Das aber geschieht mit sehr viel Liebe zum Detail, wie sich TV SPIELFILM am Drehort in Tschechien überzeugen konnte. Auf Burg Pernštejn baute Production-Designer Thomas Stammer einen mittelalterlichen Markt auf. Aus Holz und Sackleinen entstanden windschiefe Stände. Helfer sprühten Schweinehälften und Innereien aus Schaumstoff mit Kunstblut ein, drapieren ausgestopftes Federvieh zu einem wüsten Haufen. An lebenden Tieren standen für die Marktszenen neben Pferden und Ziegen auch 200 Fliegen auf der Darstellerliste. "Schade, dass es noch kein Geruchsfernsehen gibt", fasst die Hauptdarstellerin Josefine Preuß ihre eigenen sinnlichen Erfahrungen beim Dreh zusammen.

Allerdings schoss Stammer bei einigen der 84 Sets, die er entworfen hat, übers Ziel hinaus. Die Wohnverhältnisse im Mittelalter waren sicherlich unbequemer als heute. Aber dass ein wohlhabender Kaufmann des 14. Jahrhunderts in einer Art Höhle hausen soll, lässt den Zuschauer dann doch stutzen. Ebenso wie das Mysterium, dass sich auf der Pilgerreise von Deutschland nach Santiago de Compostela die Landschaft kaum verändert.

Aus Kostengründen wurden sämtliche Außenaufnahmen in Tschechien gedreht. Sechs Millionen Euro machte das ZDF für die zwei Neunzigminüter locker. Das entspricht dem Budget einer sechzigminütigen Folge von "Game of Thrones".

Chaotische Produktion

Überhaupt waren die Produktionsbedingungen alles andere als ideal. Wetterkapriolen wirbelten Drehpläne durcheinander.

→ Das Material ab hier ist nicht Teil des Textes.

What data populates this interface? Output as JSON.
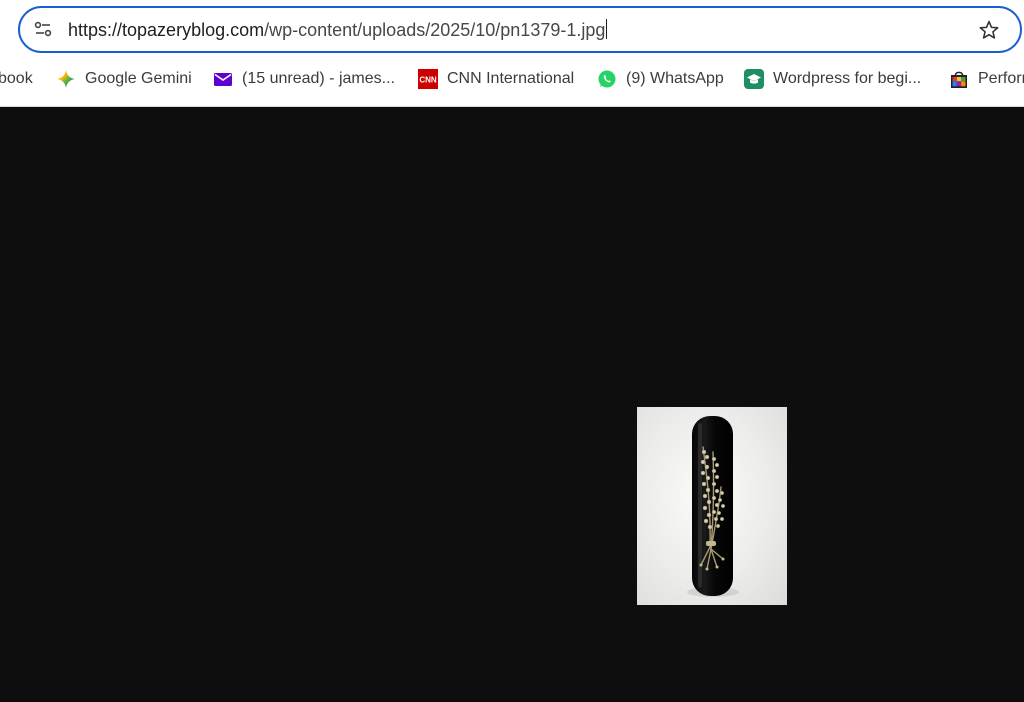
{
  "browser": {
    "url": {
      "host_part": "https://topazeryblog.com",
      "path_part": "/wp-content/uploads/2025/10/pn1379-1.jpg"
    },
    "icons": {
      "site_info": "tune-icon",
      "bookmark_star": "star-icon"
    },
    "accent_color": "#1a5fd1"
  },
  "bookmarks": [
    {
      "label": "book",
      "icon": "none"
    },
    {
      "label": "Google Gemini",
      "icon": "gemini-icon"
    },
    {
      "label": "(15 unread) - james...",
      "icon": "mail-icon"
    },
    {
      "label": "CNN International",
      "icon": "cnn-icon"
    },
    {
      "label": "(9) WhatsApp",
      "icon": "whatsapp-icon"
    },
    {
      "label": "Wordpress for begi...",
      "icon": "graduation-cap-icon"
    },
    {
      "label": "Perforn",
      "icon": "shopping-bag-icon"
    }
  ],
  "viewer": {
    "background": "#0e0e0e",
    "image_subject": "black bar brooch with seed pearl wheat sheaf"
  }
}
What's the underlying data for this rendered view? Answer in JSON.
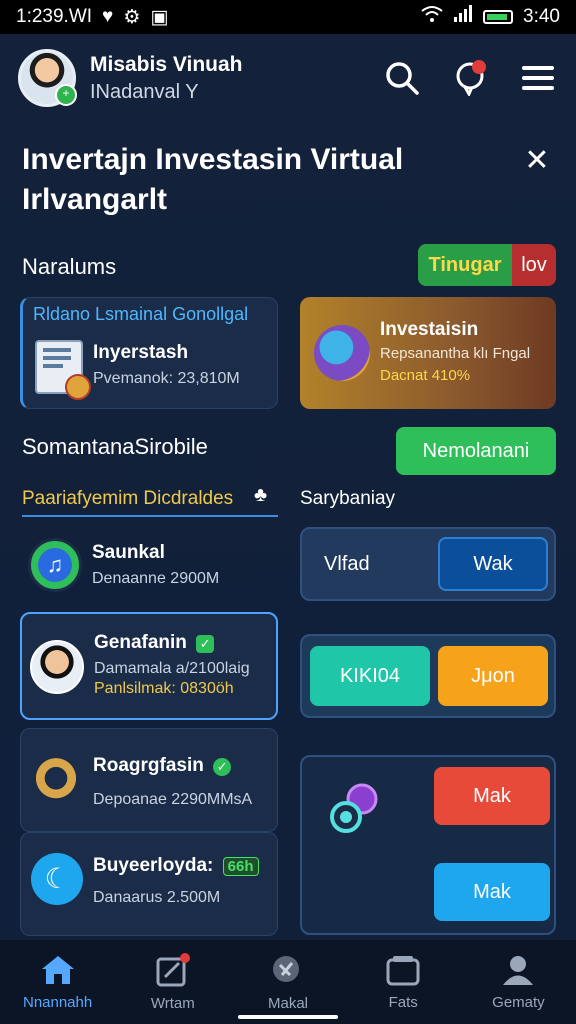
{
  "status_bar": {
    "time": "1:239.WI",
    "clock_right": "3:40"
  },
  "header": {
    "user_name": "Misabis Vinuah",
    "user_subtitle": "INadanval Y"
  },
  "page": {
    "title": "Invertajn Investasin Virtual Irlvangarlt",
    "section1_label": "Naralums",
    "toggle": {
      "seg1": "Tinugar",
      "seg2": "lov"
    },
    "card_left": {
      "header": "Rldano Lsmainal Gonollgal",
      "title": "Inyerstash",
      "sub": "Pvemanok: 23,810M"
    },
    "card_right": {
      "title": "Investaisin",
      "sub": "Repsanantha klı Fngal",
      "sub2": "Dacnat 410%"
    },
    "section2_label": "SomantanaSirobile",
    "section2_button": "Nemolanani",
    "tab_left": "Paariafyemim Dicdraldes",
    "tab_right": "Sarybaniay",
    "list": [
      {
        "title": "Saunkal",
        "sub": "Denaanne 2900M",
        "sub2": "",
        "badge": ""
      },
      {
        "title": "Genafanin",
        "sub": "Damamala а/2100lаig",
        "sub2": "Panlsilmak: 0830öh",
        "badge": ""
      },
      {
        "title": "Roagrgfasin",
        "sub": "Depoanae 2290MMsA",
        "sub2": "",
        "badge": ""
      },
      {
        "title": "Buyeerloyda:",
        "sub": "Danaarus 2.500M",
        "sub2": "",
        "badge": "66h"
      }
    ],
    "panel1": {
      "label": "Vlfad",
      "button": "Wak"
    },
    "panel2": {
      "button1": "KIKI04",
      "button2": "Jμon"
    },
    "panel3": {
      "button1": "Mak",
      "button2": "Mak"
    }
  },
  "bottom_nav": [
    {
      "label": "Nnannahh",
      "icon": "home-icon",
      "active": true
    },
    {
      "label": "Wrtam",
      "icon": "edit-icon",
      "active": false
    },
    {
      "label": "Makal",
      "icon": "search-icon",
      "active": false
    },
    {
      "label": "Fats",
      "icon": "wallet-icon",
      "active": false
    },
    {
      "label": "Gematy",
      "icon": "profile-icon",
      "active": false
    }
  ],
  "colors": {
    "accent_blue": "#4ea3ff",
    "green": "#2fbf5a",
    "red": "#e84a3a",
    "orange": "#f6a21a",
    "teal": "#1fc6a8",
    "sky": "#1ea6ef"
  }
}
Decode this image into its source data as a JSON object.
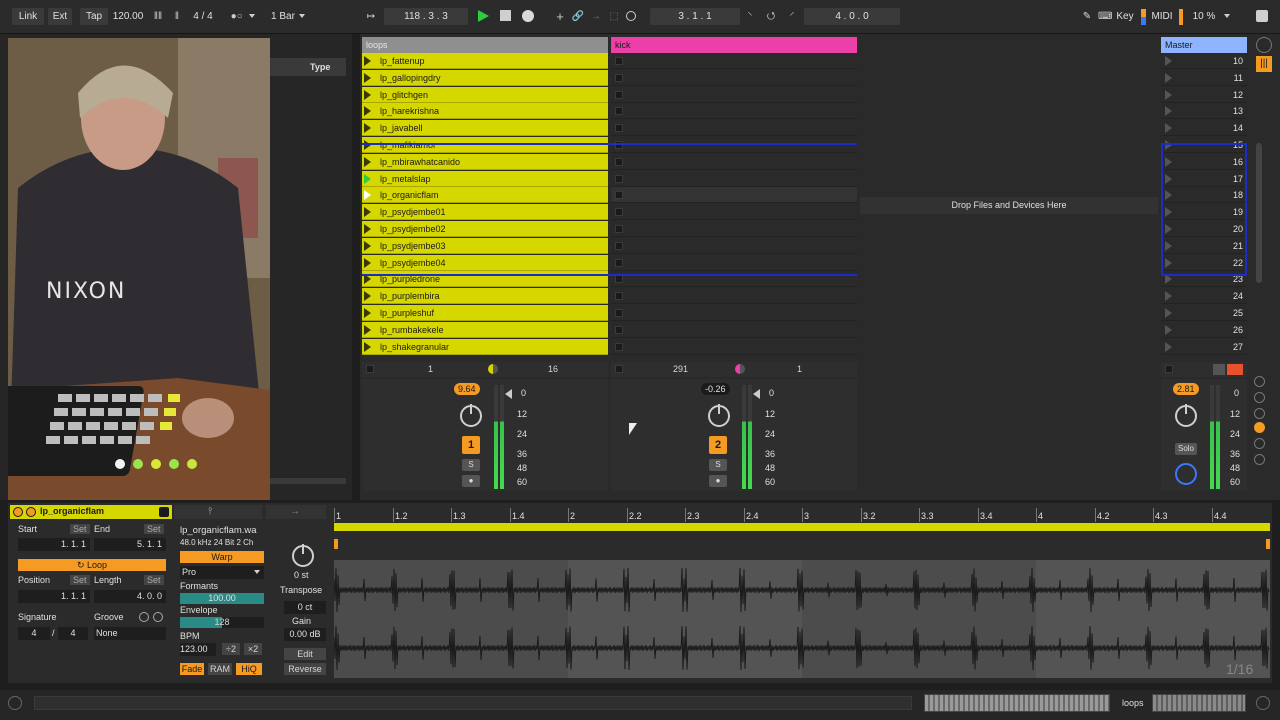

Vier (!) Autoren dokterten bis weit nach Drehstart am Skript herum. Die Zeit zwischen Dreh und Sendetermin war sehr kurz bemessen. Vier Wochen vor Ausstrahlung und DVD-Veröffentlichung konnte uns das ZDF immer noch keine fertige Fassung zeigen.

Dass hier mit derart heißer Nadel gestrickt wurde, befremdet bei einem Film, der als Jahresauftakt-Event ein Aushängeschild des Senders ist. Eingerahmt wird die Zeitreise von einer Begleitdokumentation über den Jakobsweg und einer Website, die zu einem virtuellen Trip nach Santiago einlädt. Das nennt sich dann wahrscheinlich Pilgern 2.0.